In age 8, William the Conqueror became duke of Normandy. Violence plagued his early reign, but with the support of King Henry I of France, William managed to endure the early years. Following the Battle of Hastings, in 1066, William was crowned king of England. King never talked English and was illiterate, however he had more influence on the development of the English language subsequently anyone before or since. William ruled England until his passing, on September 9, 1087, in Rouen, France. At just 8 years old , William became the brand new duke of Normandy. A couple of William’s guards perished and his teacher was killed over the course of an interval of intense anarchy. With the aid of King Henry I of France, William managed to endure the early years.
Taking a fresh stand on political occasions, William ultimately got strong control of his duchy (although his enemies usually referred to him as “The Bastard” due to his illegitimate birth). By 1064, King Henry had beaten and won two nearby states Brittany and Maine. Meanwhile, the childless king of England Edward the Confessor, whose mom was a sister of William’s grandpa guaranteed William succession to the English throne. The Witan, a council of English lords that generally took part in determining series, supported Harold. William, angered by the treachery, chose to invade England and apply his claim.

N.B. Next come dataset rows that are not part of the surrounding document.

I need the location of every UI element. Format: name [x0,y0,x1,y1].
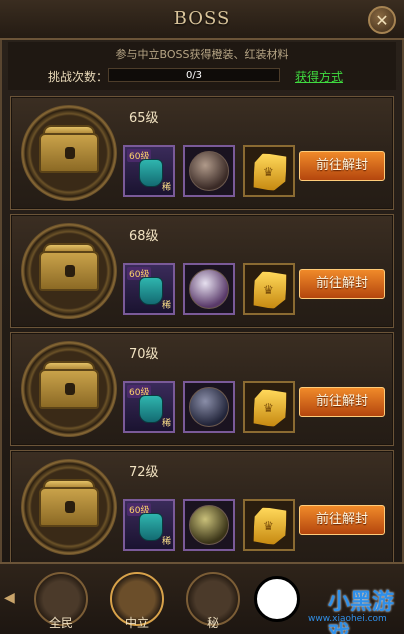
armor-reward-slot[interactable]: 60级 稀 [123,263,175,315]
info-bar: 参与中立BOSS获得橙装、红装材料 挑战次数： 0/3 获得方式 [8,42,396,90]
nav-item-zhongli[interactable]: 中立 [110,572,164,630]
boss-portrait-icon [189,505,229,545]
armor-reward-slot[interactable]: 60级 稀 [123,381,175,433]
boss-card: 68级 60级 稀 ♛ 前往解封 [10,214,394,328]
nav-label: 全民 [48,616,73,630]
armor-icon [139,159,163,187]
boss-portrait-icon [189,387,229,427]
nav-label: 中立 [124,616,149,630]
boss-portrait-icon [189,151,229,191]
armor-reward-slot[interactable]: 60级 稀 [123,145,175,197]
boss-portrait-slot[interactable] [183,381,235,433]
close-button[interactable]: ✕ [368,6,396,34]
boss-level: 70级 [129,347,159,362]
treasure-chest-icon [21,105,117,201]
treasure-chest-icon [21,223,117,319]
crown-icon: ♛ [263,283,274,297]
armor-rarity-tag: 稀 [161,301,171,311]
nav-label: 秘 [206,616,219,630]
armor-icon [139,395,163,423]
go-unseal-button[interactable]: 前往解封 [299,151,385,181]
armor-reward-slot[interactable]: 60级 稀 [123,499,175,551]
boss-level: 65级 [129,111,159,126]
obtain-method-link[interactable]: 获得方式 [295,68,343,85]
boss-level: 72级 [129,465,159,480]
treasure-chest-icon [21,459,117,555]
boss-portrait-slot[interactable] [183,499,235,551]
nav-left-arrow-icon[interactable]: ◀ [4,590,15,606]
nav-item-quanmin[interactable]: 全民 [34,572,88,630]
watermark-brand: 小黑游戏 [328,590,395,634]
attempts-progress-text: 0/3 [185,70,203,81]
close-icon: ✕ [375,10,389,30]
go-unseal-button[interactable]: 前往解封 [299,505,385,535]
boss-card: 70级 60级 稀 ♛ 前往解封 [10,332,394,446]
window-header: BOSS ✕ [0,0,404,40]
boss-portrait-slot[interactable] [183,263,235,315]
boss-portrait-icon [189,269,229,309]
crown-icon: ♛ [263,519,274,533]
info-description: 参与中立BOSS获得橙装、红装材料 [115,48,289,61]
crown-reward-slot[interactable]: ♛ [243,263,295,315]
window-title: BOSS [173,8,231,29]
crown-reward-slot[interactable]: ♛ [243,499,295,551]
nav-item-mi[interactable]: 秘 [186,572,240,630]
panda-icon [254,576,300,622]
attempts-label: 挑战次数： [48,70,109,84]
go-unseal-button[interactable]: 前往解封 [299,387,385,417]
boss-level: 68级 [129,229,159,244]
crown-icon: ♛ [263,401,274,415]
crown-reward-slot[interactable]: ♛ [243,145,295,197]
armor-rarity-tag: 稀 [161,537,171,547]
attempts-progress-bar: 0/3 [108,68,280,82]
go-unseal-button[interactable]: 前往解封 [299,269,385,299]
armor-icon [139,513,163,541]
boss-card: 65级 60级 稀 ♛ 前往解封 [10,96,394,210]
crown-reward-slot[interactable]: ♛ [243,381,295,433]
crown-icon: ♛ [263,165,274,179]
boss-portrait-slot[interactable] [183,145,235,197]
boss-card: 72级 60级 稀 ♛ 前往解封 [10,450,394,564]
armor-icon [139,277,163,305]
armor-rarity-tag: 稀 [161,419,171,429]
bottom-nav: ◀ 全民 中立 秘 小黑游戏 www.xiaohei.com [0,562,404,634]
armor-rarity-tag: 稀 [161,183,171,193]
watermark-site: www.xiaohei.com [308,614,387,624]
treasure-chest-icon [21,341,117,437]
watermark-logo: 小黑游戏 www.xiaohei.com [248,574,398,634]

William gathered a fleet and an army on the French shore, but due to unrelenting north winds, their progress was delayed for a number of weeks. Meanwhile, the Norwegian military invaded England from the North Sea. Harold, who was preparing for William’s invasion in the south, quickly went his army north to defend England from Norway. On October 14, 1066, both armies met in the well-known Battle of Hastings. King Harold and his two brothers were killed in the conflict, and since no one of height continued to raise a fresh military, William’s path to the throne was clear. The king was crowned king of England on Christmas Day.
There were several revolts in another five years, which William used as an justification to confiscate English land and hold it his personal property. Then he distributed the property to his Norman followers, who visited their unique feudal system. Eventually, Normans replaced the whole Anglo Saxon aristocracy. William, nevertheless, kept most of England’s associations and was intensely enthusiastic about learning about his new property. William expired on September 9, 1087, in Rouen, France. The debut of skilled Norman administrators might be mainly responsible for eventually making England the strongest government in Europe.